We can see that there is a fair amount of redundancy in the category structure setup.  Entries that are very non-descript like "Subjects" might easily be dropped.  

### B. (Suggested duration: 30 mins)

#### 1. Algorithm thinking
How would build the product categorization from scratch, using similar/co-purchased
information?
#### 2. Product thinking
Now, put on your 'product thinking' hat.

    a. Is it a good idea to show users the categorization hierarchy for items?
    b. Is it a good idea to show users similar/co-purchased items?
    c. Is it a good idea to show users reviews and ratings for items?
    d. For each of the above, why? How will you establish the same?
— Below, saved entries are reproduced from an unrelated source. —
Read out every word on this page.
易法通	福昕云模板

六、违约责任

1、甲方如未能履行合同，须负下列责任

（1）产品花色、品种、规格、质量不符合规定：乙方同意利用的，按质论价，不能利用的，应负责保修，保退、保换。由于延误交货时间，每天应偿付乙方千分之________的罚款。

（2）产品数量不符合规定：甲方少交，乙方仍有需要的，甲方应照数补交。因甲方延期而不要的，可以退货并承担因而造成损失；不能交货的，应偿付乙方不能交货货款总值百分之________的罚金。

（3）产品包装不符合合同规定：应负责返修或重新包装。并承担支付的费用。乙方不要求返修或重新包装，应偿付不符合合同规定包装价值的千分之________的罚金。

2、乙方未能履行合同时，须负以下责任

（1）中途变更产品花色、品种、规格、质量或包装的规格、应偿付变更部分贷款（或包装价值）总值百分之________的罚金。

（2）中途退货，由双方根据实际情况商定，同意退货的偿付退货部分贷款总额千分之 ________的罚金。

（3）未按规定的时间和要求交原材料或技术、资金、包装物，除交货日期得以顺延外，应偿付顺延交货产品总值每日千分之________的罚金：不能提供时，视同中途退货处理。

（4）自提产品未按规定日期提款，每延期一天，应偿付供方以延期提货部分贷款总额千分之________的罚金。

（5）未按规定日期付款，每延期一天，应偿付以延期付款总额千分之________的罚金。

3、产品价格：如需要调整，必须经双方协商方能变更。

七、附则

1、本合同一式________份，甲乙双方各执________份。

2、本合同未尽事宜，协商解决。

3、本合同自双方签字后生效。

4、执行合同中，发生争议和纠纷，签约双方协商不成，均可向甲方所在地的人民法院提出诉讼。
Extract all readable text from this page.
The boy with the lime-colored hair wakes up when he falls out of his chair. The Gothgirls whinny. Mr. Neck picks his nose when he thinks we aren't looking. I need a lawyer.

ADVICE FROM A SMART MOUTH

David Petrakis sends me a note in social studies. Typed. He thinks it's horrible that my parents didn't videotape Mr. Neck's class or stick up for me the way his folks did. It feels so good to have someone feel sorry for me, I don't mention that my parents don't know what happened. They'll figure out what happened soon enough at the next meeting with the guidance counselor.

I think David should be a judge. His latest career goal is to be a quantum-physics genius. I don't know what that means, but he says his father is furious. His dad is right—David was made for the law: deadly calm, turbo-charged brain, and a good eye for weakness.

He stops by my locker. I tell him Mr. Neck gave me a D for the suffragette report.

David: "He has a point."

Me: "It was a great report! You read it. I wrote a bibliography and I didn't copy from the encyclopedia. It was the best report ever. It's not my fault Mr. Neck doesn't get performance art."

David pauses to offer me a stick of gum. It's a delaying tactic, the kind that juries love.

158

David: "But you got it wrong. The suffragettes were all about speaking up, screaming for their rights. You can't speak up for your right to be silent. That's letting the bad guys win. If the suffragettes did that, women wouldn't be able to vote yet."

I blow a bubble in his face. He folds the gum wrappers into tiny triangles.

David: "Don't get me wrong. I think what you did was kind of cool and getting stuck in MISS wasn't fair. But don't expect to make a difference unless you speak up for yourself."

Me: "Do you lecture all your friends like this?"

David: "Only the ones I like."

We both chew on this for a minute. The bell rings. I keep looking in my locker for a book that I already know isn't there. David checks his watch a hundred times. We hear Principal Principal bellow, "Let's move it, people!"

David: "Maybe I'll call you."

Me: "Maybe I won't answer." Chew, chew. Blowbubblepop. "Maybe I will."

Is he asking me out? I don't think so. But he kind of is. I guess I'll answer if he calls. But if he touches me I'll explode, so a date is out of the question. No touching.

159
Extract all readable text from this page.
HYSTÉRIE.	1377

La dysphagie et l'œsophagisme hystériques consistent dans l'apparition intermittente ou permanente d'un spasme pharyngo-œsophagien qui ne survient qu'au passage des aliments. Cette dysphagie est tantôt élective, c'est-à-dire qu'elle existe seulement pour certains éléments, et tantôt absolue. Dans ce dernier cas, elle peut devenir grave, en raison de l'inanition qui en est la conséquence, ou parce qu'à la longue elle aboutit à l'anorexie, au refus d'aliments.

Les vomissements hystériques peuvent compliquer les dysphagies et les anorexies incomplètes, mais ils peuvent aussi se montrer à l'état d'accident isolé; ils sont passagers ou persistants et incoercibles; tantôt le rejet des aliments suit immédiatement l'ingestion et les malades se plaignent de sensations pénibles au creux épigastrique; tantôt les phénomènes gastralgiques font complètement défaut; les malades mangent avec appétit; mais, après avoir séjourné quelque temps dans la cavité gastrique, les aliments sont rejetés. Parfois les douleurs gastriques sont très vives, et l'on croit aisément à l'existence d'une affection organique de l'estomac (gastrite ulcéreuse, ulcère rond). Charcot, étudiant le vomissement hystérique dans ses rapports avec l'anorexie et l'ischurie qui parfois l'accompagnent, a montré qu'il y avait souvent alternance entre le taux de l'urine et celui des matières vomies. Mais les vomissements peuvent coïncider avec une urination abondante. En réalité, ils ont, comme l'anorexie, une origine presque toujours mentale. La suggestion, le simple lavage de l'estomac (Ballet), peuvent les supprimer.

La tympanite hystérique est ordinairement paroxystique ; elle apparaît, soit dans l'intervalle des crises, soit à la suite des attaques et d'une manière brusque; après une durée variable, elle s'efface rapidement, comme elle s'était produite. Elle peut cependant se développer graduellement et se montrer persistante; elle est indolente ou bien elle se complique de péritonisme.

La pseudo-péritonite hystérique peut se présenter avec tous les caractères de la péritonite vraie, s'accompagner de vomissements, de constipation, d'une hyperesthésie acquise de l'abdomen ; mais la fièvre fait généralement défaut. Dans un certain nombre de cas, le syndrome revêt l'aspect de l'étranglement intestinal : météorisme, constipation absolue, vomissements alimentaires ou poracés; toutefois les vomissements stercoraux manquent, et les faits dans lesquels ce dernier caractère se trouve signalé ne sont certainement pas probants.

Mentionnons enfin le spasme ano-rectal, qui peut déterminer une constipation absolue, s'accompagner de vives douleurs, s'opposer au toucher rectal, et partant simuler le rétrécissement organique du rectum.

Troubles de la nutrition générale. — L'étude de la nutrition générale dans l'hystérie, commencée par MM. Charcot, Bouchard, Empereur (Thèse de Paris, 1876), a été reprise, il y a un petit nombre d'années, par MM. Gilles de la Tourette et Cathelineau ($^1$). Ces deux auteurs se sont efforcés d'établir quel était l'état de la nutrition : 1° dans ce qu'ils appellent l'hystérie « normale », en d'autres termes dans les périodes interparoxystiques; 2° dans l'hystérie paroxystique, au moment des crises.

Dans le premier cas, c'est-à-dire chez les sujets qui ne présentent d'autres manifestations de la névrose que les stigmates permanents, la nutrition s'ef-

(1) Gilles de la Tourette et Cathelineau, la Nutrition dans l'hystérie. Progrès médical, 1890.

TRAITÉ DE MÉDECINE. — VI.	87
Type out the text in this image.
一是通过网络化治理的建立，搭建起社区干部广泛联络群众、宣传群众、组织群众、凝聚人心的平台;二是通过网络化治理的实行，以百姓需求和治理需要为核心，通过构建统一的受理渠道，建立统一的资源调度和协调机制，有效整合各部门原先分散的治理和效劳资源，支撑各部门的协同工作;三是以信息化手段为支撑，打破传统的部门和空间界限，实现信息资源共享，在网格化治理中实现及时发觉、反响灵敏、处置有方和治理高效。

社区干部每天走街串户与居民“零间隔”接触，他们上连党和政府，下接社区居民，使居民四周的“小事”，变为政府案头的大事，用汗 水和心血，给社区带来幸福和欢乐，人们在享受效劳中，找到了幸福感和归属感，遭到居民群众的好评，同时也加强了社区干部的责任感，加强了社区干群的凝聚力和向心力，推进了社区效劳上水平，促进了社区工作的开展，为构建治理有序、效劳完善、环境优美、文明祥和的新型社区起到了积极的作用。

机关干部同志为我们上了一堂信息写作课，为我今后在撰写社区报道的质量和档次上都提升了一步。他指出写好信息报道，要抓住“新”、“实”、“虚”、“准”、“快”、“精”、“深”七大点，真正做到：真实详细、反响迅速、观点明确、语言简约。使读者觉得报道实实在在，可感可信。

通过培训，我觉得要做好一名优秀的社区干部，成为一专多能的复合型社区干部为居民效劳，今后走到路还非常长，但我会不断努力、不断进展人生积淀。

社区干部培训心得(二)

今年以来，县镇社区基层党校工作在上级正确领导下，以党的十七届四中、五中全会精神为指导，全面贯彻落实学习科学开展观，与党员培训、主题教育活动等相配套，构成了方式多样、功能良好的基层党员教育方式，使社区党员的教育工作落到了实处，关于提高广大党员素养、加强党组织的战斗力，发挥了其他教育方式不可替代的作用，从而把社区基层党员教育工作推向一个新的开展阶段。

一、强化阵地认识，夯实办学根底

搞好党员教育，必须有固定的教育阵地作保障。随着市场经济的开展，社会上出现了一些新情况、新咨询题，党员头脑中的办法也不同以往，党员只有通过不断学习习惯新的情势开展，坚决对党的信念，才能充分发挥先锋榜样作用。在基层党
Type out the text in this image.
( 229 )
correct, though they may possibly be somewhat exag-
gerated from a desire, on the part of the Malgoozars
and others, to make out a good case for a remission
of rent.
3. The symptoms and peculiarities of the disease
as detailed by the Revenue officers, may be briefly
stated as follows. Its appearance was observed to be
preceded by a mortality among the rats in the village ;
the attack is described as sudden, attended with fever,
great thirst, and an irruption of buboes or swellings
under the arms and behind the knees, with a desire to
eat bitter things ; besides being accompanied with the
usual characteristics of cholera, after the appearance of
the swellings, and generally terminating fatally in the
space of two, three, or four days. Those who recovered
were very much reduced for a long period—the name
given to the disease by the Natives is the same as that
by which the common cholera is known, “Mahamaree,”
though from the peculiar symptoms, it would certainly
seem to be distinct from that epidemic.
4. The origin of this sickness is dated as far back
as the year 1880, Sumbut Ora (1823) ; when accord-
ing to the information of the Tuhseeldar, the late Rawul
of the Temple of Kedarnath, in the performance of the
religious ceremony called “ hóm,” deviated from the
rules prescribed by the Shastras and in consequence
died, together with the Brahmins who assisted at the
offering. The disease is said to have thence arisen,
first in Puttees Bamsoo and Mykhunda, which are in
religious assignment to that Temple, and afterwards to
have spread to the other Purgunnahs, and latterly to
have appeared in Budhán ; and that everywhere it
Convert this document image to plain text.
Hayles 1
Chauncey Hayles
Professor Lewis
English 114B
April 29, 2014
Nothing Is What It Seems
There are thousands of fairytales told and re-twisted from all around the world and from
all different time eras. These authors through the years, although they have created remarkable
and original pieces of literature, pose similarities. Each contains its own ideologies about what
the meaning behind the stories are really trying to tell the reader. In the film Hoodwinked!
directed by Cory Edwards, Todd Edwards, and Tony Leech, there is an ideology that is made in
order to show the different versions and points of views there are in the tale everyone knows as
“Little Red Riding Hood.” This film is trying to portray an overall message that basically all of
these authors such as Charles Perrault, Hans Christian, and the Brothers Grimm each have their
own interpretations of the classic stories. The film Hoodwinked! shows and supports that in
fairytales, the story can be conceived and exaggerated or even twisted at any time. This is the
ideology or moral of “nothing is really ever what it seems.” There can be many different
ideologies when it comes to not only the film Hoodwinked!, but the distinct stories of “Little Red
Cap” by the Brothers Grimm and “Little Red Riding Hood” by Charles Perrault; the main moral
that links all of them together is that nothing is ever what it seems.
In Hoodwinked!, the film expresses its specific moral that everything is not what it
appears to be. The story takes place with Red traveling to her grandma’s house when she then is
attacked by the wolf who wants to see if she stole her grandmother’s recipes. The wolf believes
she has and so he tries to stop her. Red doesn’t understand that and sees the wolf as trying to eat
The best way to create a product categorization schema from scratch may be to create a categorization algorithm from the purchase information and the item descriptions.  

I believe categorization heirachy is not a necessary item to show, but when a user wants to see it there could be an available drop down.  This would prevent cluttering but still allow the user to access the info if wanted.

Showing similar/co-purchased items is a great idea to show users.  Often times this can speed up the search process for the user and the user may not always be aware they need or want the similar/co-purchased item until reminded.  This could increase the number of purchases made per visit.  

User reviews and ratings are critical to many user's purchase habits and should be shown.  Care must be taken to ensure the reviews/ratings are as accurate and trustworthy as possible because negative experience on a product could also erode trust in purchasing from the site again.